Desde la ventana del departamento de Andrea Giunta se ven vecinos que corren por las veredas de la avenida Santa Fe con bolsas repletas de alimentos: faltan pocas horas para que arranque la cuarentena. En ese contexto, la ensayista publicó el libro Contra el canon. El arte contemporáneo en un mundo sin centro (Siglo XXI), un ensayo que, enfocado en el arte latinoamericano, consolida una trayectoria intelectual en la que ella combinó arte, historia y política. Giunta cuestiona en este libro la idea afincada durante décadas de que la inspiración latinoamericana era mero reflejo de los grandes faros culturales del mundo. En particular los del arte, que dominaron la atracción desde París y Nueva York. Giunta destaca el papel creativo e innovador que tuvieron las capitales latinoamericanas para desarrollar un arte propio, singular y talentoso sin necesidad de mirar más allá del océano.

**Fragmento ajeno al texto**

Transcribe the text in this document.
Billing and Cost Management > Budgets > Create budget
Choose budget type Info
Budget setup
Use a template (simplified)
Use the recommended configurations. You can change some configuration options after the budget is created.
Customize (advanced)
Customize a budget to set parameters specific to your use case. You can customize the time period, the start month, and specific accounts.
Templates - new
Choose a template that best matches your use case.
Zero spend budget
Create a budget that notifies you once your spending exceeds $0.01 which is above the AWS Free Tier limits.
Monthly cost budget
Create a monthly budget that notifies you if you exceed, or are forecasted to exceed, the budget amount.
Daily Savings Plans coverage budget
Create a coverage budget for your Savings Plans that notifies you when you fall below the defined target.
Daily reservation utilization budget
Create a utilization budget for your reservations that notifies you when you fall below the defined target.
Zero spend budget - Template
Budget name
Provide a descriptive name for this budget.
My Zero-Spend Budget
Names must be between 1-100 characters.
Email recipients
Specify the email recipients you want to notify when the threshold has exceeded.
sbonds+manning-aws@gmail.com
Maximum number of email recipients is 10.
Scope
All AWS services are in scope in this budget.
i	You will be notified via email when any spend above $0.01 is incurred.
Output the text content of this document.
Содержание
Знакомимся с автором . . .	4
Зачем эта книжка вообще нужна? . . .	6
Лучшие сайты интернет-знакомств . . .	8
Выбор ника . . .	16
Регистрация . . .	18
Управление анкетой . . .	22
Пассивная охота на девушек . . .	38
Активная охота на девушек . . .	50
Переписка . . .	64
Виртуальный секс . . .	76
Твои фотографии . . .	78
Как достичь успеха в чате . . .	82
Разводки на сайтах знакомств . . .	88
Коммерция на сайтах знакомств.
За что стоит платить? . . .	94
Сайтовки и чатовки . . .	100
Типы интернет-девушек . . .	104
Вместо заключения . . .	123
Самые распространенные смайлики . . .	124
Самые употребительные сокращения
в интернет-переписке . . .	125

- En tu libro hablás puntualmente de cómo se fue deslizando el centro cultural del mundo en el siglo XX: de París a Nueva York. ¿Qué es lo que más identidad dio a ese desplazamiento? –El cambio de centro, motivado por el contexto de la Segunda Guerra, tuvo dos fotos muy importantes que lo explican: una es la del ejército alemán desfilando bajo el Arco del Triunfo y la otra, la de Hitler ante la Torre Eiffel. Son imágenes donde el poder se hace presente y cambia radicalmente un estado de situación. París era la metrópoli de la modernidad, el lugar que acogía a artistas de todo el mundo y que por solo vivir en París se convertían en artistas franceses, impulsores de algo que se entendía como un movimiento común de la historia del arte moderno. El pase político y simbólico de la continuidad del arte moderno a Nueva York comienza en 1940. El famoso artículo de Harold Rosenberg, “La caída de París”, termina preguntando dónde se encenderá la antorcha del arte moderno; lo escribe ese 1940, cuando entran los alemanes a París. –¿Y por qué se van a Nueva York?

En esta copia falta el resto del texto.